Şimdi o zor kısma geçelim, bizi geri tutan, burası iyi ya boşver dedirten yerlere… Peki bu hamur zaman geçtikçe ne olur? Bozulur, ekşir, sertleşir yani ne şekil alır ne tat verir. O zaman bizim yapmamız gereken şey açıkça ortada değil mi? Bu süreci yönetebilmek, kendimizi kontrol edebilmek.

İşte tam da buradan itibaren en başta konuştuğumuz iki kavram devreye giriyor, sorumluluk ve cesaret.

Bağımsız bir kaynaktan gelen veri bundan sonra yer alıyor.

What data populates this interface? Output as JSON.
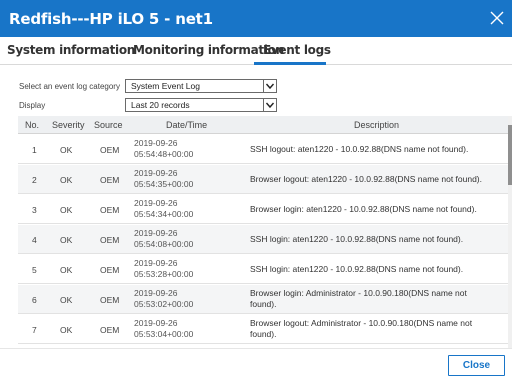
{
  "window": {
    "title": "Redfish---HP iLO 5 - net1"
  },
  "tabs": [
    {
      "label": "System information"
    },
    {
      "label": "Monitoring information"
    },
    {
      "label": "Event logs"
    }
  ],
  "filters": {
    "category_label": "Select an event log category",
    "category_value": "System Event Log",
    "display_label": "Display",
    "display_value": "Last 20 records"
  },
  "table": {
    "headers": [
      "No.",
      "Severity",
      "Source",
      "Date/Time",
      "Description"
    ],
    "rows": [
      {
        "no": "1",
        "severity": "OK",
        "source": "OEM",
        "date": "2019-09-26",
        "time": "05:54:48+00:00",
        "desc1": "SSH logout: aten1220 - 10.0.92.88(DNS name not found).",
        "desc2": ""
      },
      {
        "no": "2",
        "severity": "OK",
        "source": "OEM",
        "date": "2019-09-26",
        "time": "05:54:35+00:00",
        "desc1": "Browser logout: aten1220 - 10.0.92.88(DNS name not found).",
        "desc2": ""
      },
      {
        "no": "3",
        "severity": "OK",
        "source": "OEM",
        "date": "2019-09-26",
        "time": "05:54:34+00:00",
        "desc1": "Browser login: aten1220 - 10.0.92.88(DNS name not found).",
        "desc2": ""
      },
      {
        "no": "4",
        "severity": "OK",
        "source": "OEM",
        "date": "2019-09-26",
        "time": "05:54:08+00:00",
        "desc1": "SSH login: aten1220 - 10.0.92.88(DNS name not found).",
        "desc2": ""
      },
      {
        "no": "5",
        "severity": "OK",
        "source": "OEM",
        "date": "2019-09-26",
        "time": "05:53:28+00:00",
        "desc1": "SSH login: aten1220 - 10.0.92.88(DNS name not found).",
        "desc2": ""
      },
      {
        "no": "6",
        "severity": "OK",
        "source": "OEM",
        "date": "2019-09-26",
        "time": "05:53:02+00:00",
        "desc1": "Browser login: Administrator - 10.0.90.180(DNS name not",
        "desc2": "found)."
      },
      {
        "no": "7",
        "severity": "OK",
        "source": "OEM",
        "date": "2019-09-26",
        "time": "05:53:04+00:00",
        "desc1": "Browser logout: Administrator - 10.0.90.180(DNS name not",
        "desc2": "found)."
      }
    ]
  },
  "footer": {
    "close_label": "Close"
  },
  "colors": {
    "accent": "#1875c8",
    "title_text": "#ffffff"
  }
}
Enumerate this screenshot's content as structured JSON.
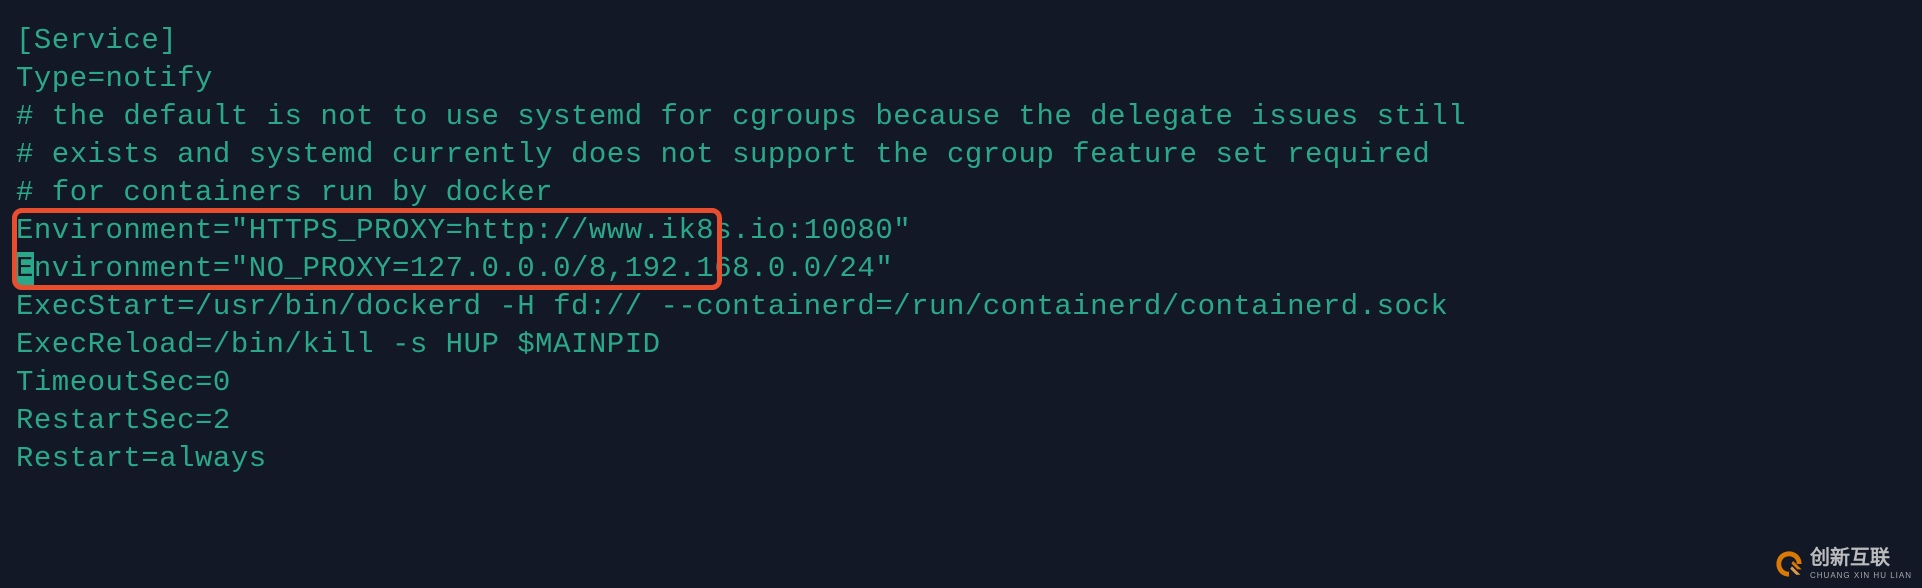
{
  "config": {
    "lines": [
      "[Service]",
      "Type=notify",
      "# the default is not to use systemd for cgroups because the delegate issues still",
      "# exists and systemd currently does not support the cgroup feature set required",
      "# for containers run by docker",
      "Environment=\"HTTPS_PROXY=http://www.ik8s.io:10080\"",
      "Environment=\"NO_PROXY=127.0.0.0/8,192.168.0.0/24\"",
      "ExecStart=/usr/bin/dockerd -H fd:// --containerd=/run/containerd/containerd.sock",
      "ExecReload=/bin/kill -s HUP $MAINPID",
      "TimeoutSec=0",
      "RestartSec=2",
      "Restart=always"
    ],
    "cursor_line_index": 6,
    "cursor_col": 0
  },
  "watermark": {
    "zh": "创新互联",
    "en": "CHUANG XIN HU LIAN"
  }
}
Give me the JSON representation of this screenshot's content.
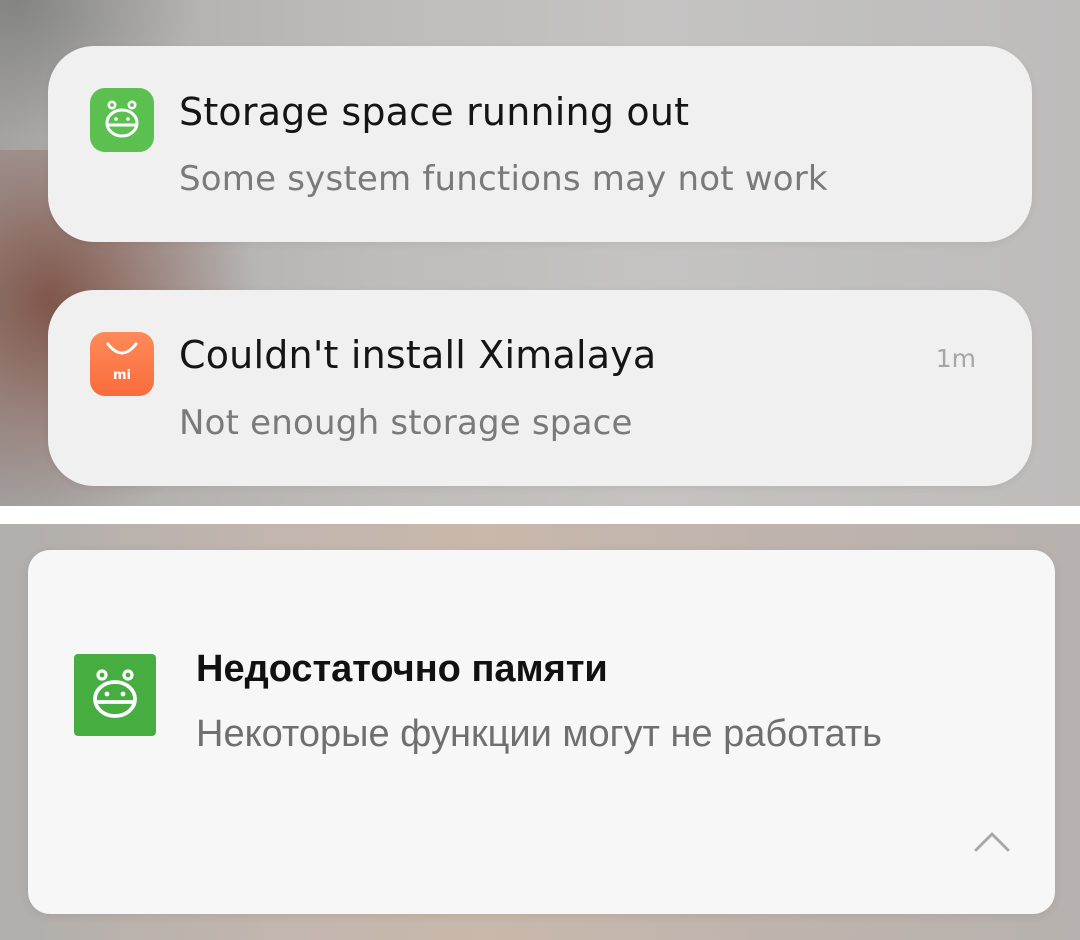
{
  "notifications_english": [
    {
      "icon": "security-app-robot-icon",
      "icon_color": "#5bc050",
      "title": "Storage space running out",
      "text": "Some system functions may not work"
    },
    {
      "icon": "mi-app-store-bag-icon",
      "icon_color": "#f96c3c",
      "title": "Couldn't install Ximalaya",
      "text": "Not enough storage space",
      "time": "1m"
    }
  ],
  "notification_russian": {
    "icon": "security-app-robot-icon",
    "icon_color": "#46ad41",
    "title": "Недостаточно памяти",
    "text": "Некоторые функции могут не работать",
    "collapse_icon": "chevron-up-icon"
  },
  "mi_logo_text": "mi"
}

Sahip olduğumuz hamura istediğimiz şekli verebileceğimize inandıktan sonra olması gereken bütün bu değişim sürecinin sorumluluğunu alabilmek, bu sorumluluğu alma cesaretini gösterebilmek.  Kendi değişimimizi kontrol edemezsek,  hayatımızın dümenini başkalarına veririz. Ve hiç ait olmadığımız yerlerde, mutlu olmadığımız insanlarla hayatımızı depresif deneyimlerle geçirmeye devam ederiz. Yani bu hamuru komşunun çocuğunun ellerine vermeyin, el lezzetini sevmediklerinize yaptırtmayın.

Bütün bunlar işte yolculuğa değer katan noktalardan bazıları. Üzgünüm çoğu yine başkalarının söylediklerine inanıp başka yollar seçecek ama yapılabilecek bir şey yok. Değişime cesaret gösteremeyip, bütün bu sürecin sorumluluğunu alamayanlar günün birinde ekşimeye ve sertleşmeye mahkum oluyorlar.

Önceden de söylendiği gibi yumurta dıştan kırılırsa bir hayat biter, içten kırılırsa bir hayat başlar. Şimdi sahne cesurların ve sorumluluk sahiplerinin.